The ROC curve and AUC for the neural network evaluated on the testing data.

From this output, we can compare the performance of each of these three machine learning techniques on our testing data. The AUC (printed in the lower right corner of this plot) is a measure for how well each model performs over all possible thresholds used to separate the two classes in the testing data. The random forest appears to perform the best in general, as it has the largest AUC of 0.958, compared to the logistic regression AUC of 0.937 and the neural network AUC of 0.86. Each of these AUCs is quite large, indicating that all models perform well on the available testing data.

We can also see the trade-off between the top two models in terms of the frequency of false positives or false negatives.

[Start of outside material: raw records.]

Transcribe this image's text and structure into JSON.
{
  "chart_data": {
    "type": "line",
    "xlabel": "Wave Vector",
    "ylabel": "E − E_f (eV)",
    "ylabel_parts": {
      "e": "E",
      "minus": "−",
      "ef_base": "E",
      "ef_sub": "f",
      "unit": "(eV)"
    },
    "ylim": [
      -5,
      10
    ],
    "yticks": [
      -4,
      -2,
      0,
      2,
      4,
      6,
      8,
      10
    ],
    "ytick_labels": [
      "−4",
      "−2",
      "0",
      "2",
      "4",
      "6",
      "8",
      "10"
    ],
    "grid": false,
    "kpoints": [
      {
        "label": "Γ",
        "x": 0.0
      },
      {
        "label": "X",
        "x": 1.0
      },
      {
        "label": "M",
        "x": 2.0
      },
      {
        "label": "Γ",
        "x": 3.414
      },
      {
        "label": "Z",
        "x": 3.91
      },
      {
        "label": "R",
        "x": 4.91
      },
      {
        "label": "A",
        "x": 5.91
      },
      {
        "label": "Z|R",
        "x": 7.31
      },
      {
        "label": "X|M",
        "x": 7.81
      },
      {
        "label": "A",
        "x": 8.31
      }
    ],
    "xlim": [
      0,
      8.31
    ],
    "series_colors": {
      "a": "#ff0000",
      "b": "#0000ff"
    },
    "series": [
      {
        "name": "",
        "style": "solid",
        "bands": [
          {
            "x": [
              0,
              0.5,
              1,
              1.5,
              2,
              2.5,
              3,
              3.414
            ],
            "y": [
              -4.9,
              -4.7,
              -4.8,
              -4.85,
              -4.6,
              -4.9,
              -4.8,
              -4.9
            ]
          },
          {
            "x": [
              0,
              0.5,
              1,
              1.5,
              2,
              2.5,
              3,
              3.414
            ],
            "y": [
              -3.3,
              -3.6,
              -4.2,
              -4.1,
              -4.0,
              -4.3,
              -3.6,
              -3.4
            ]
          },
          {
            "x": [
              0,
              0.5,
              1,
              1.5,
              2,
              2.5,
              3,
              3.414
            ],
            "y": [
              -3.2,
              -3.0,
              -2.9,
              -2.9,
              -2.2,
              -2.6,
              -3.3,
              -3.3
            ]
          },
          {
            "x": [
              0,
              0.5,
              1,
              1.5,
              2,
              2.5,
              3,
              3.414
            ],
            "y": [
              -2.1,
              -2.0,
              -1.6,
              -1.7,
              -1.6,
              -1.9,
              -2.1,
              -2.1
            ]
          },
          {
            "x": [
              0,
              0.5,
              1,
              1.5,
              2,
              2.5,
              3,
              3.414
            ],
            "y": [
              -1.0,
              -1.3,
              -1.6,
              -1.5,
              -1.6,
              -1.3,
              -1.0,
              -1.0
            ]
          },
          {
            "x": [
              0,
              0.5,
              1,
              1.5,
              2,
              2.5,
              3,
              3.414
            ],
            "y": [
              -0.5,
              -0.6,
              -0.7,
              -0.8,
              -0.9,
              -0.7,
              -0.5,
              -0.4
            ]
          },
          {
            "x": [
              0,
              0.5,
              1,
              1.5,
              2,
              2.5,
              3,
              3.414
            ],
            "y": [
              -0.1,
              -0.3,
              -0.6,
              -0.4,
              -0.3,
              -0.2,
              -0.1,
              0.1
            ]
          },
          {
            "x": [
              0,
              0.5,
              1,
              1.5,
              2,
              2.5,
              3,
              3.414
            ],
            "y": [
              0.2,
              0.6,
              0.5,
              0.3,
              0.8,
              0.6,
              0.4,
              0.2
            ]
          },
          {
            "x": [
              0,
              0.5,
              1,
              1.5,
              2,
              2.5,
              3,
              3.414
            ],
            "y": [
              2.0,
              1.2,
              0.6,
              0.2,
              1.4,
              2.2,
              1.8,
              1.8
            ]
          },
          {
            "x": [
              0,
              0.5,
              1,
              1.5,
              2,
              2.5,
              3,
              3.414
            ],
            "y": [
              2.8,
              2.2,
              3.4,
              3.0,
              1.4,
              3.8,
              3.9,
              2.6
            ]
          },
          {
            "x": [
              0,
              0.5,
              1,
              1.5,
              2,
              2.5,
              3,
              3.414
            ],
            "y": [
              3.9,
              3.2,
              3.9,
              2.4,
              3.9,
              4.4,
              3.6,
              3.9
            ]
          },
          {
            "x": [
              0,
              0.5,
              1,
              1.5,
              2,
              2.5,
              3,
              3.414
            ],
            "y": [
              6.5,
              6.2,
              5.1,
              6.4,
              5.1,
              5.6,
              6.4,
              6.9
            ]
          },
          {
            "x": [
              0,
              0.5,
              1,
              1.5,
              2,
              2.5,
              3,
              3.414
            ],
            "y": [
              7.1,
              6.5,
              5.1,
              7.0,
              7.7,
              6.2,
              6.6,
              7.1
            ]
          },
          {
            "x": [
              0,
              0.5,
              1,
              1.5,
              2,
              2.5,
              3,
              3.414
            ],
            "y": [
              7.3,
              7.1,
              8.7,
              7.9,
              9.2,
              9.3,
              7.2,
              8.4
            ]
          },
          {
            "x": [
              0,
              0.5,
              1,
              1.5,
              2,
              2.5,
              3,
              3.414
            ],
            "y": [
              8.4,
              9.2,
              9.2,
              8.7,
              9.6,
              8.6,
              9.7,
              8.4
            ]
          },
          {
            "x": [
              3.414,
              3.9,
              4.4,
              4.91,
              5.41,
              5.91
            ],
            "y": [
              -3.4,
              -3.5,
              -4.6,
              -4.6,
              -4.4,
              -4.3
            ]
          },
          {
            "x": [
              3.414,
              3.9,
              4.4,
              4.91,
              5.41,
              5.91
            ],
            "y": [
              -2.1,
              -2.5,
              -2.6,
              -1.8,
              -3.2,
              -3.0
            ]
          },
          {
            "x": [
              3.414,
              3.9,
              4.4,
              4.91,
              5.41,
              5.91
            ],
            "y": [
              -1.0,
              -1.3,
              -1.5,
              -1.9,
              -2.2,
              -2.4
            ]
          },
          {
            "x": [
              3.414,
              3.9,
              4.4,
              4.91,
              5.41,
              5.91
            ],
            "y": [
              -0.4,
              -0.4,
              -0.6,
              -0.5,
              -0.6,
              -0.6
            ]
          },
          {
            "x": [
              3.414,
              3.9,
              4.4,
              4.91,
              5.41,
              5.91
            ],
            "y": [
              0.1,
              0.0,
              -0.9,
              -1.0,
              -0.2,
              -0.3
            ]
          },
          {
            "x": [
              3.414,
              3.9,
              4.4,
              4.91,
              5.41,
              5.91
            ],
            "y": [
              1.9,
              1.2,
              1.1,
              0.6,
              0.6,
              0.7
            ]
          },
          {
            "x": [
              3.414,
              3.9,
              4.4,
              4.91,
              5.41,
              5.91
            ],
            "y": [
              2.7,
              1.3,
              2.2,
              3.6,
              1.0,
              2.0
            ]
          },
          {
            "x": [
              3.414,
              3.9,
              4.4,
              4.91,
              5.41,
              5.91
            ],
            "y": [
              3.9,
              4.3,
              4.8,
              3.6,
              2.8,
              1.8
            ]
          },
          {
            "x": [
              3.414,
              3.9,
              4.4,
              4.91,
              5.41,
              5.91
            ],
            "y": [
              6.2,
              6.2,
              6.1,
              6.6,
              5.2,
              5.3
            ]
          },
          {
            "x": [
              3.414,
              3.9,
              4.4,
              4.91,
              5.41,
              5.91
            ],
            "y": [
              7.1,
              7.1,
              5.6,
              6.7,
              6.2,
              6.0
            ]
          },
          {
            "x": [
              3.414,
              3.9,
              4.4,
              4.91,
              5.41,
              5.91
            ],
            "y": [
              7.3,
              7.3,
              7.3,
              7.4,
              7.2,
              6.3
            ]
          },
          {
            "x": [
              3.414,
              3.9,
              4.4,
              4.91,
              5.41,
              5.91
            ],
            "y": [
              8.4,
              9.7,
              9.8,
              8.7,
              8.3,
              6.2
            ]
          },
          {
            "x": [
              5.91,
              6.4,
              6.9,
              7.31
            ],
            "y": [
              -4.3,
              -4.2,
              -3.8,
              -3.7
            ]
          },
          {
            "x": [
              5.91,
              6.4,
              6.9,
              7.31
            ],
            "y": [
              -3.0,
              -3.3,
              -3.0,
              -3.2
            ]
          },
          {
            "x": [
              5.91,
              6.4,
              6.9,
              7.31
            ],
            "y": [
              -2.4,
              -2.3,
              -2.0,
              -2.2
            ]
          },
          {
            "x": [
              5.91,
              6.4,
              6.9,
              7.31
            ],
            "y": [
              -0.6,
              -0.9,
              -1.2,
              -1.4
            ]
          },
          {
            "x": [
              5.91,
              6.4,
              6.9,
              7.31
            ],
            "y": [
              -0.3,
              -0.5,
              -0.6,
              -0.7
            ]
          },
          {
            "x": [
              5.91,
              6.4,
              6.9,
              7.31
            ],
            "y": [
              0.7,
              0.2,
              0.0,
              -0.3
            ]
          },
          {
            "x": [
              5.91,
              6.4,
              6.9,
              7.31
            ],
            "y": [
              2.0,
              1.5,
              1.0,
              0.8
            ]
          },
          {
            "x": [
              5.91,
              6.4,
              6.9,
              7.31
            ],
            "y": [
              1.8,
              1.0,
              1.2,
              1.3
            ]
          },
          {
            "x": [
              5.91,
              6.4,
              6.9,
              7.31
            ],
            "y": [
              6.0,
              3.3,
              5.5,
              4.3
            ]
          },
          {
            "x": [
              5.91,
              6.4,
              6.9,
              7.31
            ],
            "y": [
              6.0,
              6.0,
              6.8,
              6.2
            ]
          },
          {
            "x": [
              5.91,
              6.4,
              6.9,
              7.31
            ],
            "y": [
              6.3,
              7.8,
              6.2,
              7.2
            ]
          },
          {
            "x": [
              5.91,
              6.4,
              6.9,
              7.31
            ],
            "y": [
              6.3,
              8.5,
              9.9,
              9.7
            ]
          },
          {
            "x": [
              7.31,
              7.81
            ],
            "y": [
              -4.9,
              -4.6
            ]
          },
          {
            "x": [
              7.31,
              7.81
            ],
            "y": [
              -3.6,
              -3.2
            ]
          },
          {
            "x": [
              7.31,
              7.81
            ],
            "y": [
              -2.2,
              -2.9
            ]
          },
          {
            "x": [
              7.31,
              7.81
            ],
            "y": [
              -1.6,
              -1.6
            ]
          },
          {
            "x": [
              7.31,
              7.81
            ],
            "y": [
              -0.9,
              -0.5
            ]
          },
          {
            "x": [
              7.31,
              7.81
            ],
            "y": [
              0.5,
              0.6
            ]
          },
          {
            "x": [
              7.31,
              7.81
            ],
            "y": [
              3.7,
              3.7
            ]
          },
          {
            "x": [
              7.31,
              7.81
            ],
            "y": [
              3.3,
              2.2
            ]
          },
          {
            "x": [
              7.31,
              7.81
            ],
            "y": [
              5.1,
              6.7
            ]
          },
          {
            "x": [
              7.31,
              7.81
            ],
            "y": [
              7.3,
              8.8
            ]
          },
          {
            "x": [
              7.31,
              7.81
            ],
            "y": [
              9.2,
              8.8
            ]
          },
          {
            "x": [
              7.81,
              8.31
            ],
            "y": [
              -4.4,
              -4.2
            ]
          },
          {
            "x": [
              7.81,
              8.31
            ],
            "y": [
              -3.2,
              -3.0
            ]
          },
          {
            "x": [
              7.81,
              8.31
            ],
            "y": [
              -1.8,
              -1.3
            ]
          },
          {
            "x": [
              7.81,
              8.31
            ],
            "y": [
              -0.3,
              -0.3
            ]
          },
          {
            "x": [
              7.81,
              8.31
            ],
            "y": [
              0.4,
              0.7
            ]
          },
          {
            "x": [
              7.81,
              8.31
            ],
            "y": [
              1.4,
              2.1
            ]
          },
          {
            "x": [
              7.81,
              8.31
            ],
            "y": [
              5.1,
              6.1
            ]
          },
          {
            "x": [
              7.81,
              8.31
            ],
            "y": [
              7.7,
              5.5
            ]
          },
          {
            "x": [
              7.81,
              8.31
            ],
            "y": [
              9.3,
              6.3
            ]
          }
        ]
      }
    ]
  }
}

For example, the random forest is able to maintain a false positive rate of 0 up to a true positive rate of about 0.95, while the logistic regression model obtains a true positive rate of 1 once the false positive rate is at least 0.1. If a low false positive rate is more important, then the random forest might be prioritized. If a higher true positive rate is preferred, then the logistic regression model might be selected.

We have not selected a threshold to use for the particular model, although you could follow the steps as outlined in Module 10 to do so.

Conclusion

One limitation of this analysis is that our Instagram data only contains 120 observations. Our testing data, which is 20% of the observations, consists of only 24 accounts. Because our data is smaller, it is possible that the performance of each of these models is inflated. Ideally, we would attempt to gather more data in order to fully evaluate the performance of each model.

We've seen that we are able to apply some of the same analyses to random forests and neural networks as we have to logistic regression models. This is because each of these machine learning techniques provides predictive probabilities as part of their output. Once we have the predictive probabilities, we can fit and analyze a classifier in a similar process to what we have seen before.

These additional machine learning techniques provide a different way to predict the output compared to our regression-based techniques from earlier. These are only two other techniques that we could use, with the number of machine learning techniques available being quite large.

Overall, we've seen that while the process of fitting the model is distinct for each of the techniques, downstream analyses are comparable once the predictions have been obtained.